Sustainable agriculture is an approach to farming intended to meet society's present food and textile needs, without compromising the ability for current or future generations to meet their needs. Agriculture has an enormous environmental footprint, playing a significant role in causing climate change, water scarcity, water pollution, land degradation, deforestation and other processes. Industrial agriculture both causes environmental degradation and is impacted by these changes. Sustainable agriculture consists of environment friendly methods of farming that allow the production of crops or livestock without damage to human or natural systems. It involves preventing adverse effects to soil, water, biodiversity, surrounding or downstream resources—as well as to those working or living on the farm or in neighboring areas.

Early Agriculture

Agriculture is the practice of cultivating plants and livestock. Agriculture was the key development in the rise of sedentary human civilization, whereby farming of domesticated species created food surpluses that enabled people to live in cities. Historians theorize that agriculture began thousands of years ago, after humans started gathering wild grains beginning at least 105,000 years ago. Evidence shows that nascent farmers began to plant them around 11,500 years ago. Pigs, sheep, and cattle were domesticated over 10,000 years ago. Plants were independently cultivated in at least 11 regions of the world.

Industrial Agriculture

Industrial agriculture arose hand in hand with the Industrial Revolution in general. Industrial agriculture based on large-scale monoculture in the twentieth century came to dominate agricultural output, though about 2 billion people still depend on subsistence agriculture today. Advances in organic chemistry, plant nutrition, and discovery of vitamins and their role in animal nutrition were key factors in the rapid expansion of Industrial agriculture.

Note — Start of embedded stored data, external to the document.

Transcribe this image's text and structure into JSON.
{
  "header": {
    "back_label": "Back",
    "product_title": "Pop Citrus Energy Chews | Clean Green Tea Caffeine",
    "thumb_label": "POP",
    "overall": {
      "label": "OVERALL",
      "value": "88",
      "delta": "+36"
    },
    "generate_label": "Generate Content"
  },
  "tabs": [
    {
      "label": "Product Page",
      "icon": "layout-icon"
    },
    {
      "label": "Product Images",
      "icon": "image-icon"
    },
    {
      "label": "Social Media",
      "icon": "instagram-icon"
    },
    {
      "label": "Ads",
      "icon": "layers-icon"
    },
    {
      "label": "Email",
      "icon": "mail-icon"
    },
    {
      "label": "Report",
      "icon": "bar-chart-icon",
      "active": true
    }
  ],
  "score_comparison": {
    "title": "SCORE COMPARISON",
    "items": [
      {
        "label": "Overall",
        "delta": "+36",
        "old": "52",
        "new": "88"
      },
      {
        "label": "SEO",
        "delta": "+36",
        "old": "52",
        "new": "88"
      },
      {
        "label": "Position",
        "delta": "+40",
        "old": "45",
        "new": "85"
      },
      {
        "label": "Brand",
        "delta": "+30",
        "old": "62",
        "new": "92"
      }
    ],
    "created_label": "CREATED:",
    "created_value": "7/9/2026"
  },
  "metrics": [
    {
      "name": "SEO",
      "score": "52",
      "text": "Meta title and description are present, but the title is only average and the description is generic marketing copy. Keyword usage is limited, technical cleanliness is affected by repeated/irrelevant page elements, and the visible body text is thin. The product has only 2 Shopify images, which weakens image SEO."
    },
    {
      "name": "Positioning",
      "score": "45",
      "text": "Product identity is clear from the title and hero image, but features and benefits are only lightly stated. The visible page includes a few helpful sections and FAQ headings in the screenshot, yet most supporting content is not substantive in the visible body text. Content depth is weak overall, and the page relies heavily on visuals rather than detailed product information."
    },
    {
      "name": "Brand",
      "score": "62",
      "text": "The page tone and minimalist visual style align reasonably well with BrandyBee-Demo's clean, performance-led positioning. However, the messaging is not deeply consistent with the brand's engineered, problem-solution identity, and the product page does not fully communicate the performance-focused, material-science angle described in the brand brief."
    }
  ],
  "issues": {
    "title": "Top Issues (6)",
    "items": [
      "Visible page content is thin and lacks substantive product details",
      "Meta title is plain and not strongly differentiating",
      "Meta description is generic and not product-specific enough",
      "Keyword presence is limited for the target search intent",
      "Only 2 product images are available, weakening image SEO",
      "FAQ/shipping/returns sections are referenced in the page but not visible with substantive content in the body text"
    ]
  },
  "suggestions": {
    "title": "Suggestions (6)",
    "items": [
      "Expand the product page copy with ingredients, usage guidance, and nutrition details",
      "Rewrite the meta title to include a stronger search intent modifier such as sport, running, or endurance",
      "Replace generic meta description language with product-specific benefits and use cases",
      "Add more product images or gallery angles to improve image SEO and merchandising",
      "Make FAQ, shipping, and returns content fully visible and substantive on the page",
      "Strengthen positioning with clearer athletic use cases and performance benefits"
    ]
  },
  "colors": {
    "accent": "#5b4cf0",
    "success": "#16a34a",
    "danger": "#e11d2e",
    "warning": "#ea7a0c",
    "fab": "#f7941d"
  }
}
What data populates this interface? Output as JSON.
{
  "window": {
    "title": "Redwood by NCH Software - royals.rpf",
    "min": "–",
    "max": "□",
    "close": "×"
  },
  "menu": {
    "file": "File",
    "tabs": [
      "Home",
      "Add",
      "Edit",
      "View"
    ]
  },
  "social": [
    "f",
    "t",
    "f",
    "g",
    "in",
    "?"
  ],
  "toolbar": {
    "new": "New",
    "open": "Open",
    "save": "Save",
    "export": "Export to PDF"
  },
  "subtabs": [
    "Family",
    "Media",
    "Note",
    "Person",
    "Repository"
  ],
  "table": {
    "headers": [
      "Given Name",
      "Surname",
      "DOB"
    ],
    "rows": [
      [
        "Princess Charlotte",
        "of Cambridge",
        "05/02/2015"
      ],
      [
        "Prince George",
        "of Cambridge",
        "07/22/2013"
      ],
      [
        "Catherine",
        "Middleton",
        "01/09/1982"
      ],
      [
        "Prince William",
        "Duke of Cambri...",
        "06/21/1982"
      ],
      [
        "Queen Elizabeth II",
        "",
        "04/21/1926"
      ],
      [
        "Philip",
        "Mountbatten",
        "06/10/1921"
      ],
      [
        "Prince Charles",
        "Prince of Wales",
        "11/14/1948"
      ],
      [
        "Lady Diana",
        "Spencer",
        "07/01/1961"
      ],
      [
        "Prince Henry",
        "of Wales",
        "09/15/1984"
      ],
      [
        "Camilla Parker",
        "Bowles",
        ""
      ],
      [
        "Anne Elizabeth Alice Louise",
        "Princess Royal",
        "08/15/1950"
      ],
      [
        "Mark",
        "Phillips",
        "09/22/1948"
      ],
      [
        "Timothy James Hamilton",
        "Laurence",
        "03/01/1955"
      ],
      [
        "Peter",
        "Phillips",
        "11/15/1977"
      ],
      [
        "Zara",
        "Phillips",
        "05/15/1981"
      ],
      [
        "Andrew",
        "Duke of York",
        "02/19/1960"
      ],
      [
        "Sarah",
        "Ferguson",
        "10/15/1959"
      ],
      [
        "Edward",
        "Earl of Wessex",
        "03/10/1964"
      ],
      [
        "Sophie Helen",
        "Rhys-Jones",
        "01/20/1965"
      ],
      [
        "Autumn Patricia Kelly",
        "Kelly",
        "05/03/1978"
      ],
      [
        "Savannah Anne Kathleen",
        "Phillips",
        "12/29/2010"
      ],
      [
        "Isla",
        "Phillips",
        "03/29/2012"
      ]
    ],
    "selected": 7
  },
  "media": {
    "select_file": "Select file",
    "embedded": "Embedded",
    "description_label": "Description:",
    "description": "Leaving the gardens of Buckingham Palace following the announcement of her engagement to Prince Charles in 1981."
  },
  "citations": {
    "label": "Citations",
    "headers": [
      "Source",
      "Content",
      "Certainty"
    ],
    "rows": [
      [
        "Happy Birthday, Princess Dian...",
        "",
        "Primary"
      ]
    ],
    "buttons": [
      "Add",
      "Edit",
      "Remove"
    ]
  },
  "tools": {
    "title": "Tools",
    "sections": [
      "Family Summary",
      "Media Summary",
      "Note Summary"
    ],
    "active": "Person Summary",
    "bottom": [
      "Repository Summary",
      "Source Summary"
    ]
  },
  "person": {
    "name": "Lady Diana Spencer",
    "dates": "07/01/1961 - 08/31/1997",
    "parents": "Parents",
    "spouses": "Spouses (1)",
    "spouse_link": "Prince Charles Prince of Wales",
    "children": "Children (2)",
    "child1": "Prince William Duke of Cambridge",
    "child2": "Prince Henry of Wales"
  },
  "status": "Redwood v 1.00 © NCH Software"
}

Organic chemistry enabled scientists to identify the elements nitrogen, potassium, and phosphorus (referred by the acronym NPK) as critical factors in plant growth. This led to the manufacturing of synthetic fertilizers, making possible more intensive types of agriculture. The discovery of vitamins for animal nutrition, in the first two decades of the 20th century, led to vitamin supplements, which allowed certain livestock to be raised indoors, reducing their exposure to adverse natural elements. The discovery of antibiotics and vaccines facilitated raising livestock in concentrated, controlled animal feed operations by reducing diseases caused by crowding. Chemicals developed for use in World War II gave rise to synthetic pesticides. Developments in shipping networks and technology have made long-distance distribution of agricultural produce feasible.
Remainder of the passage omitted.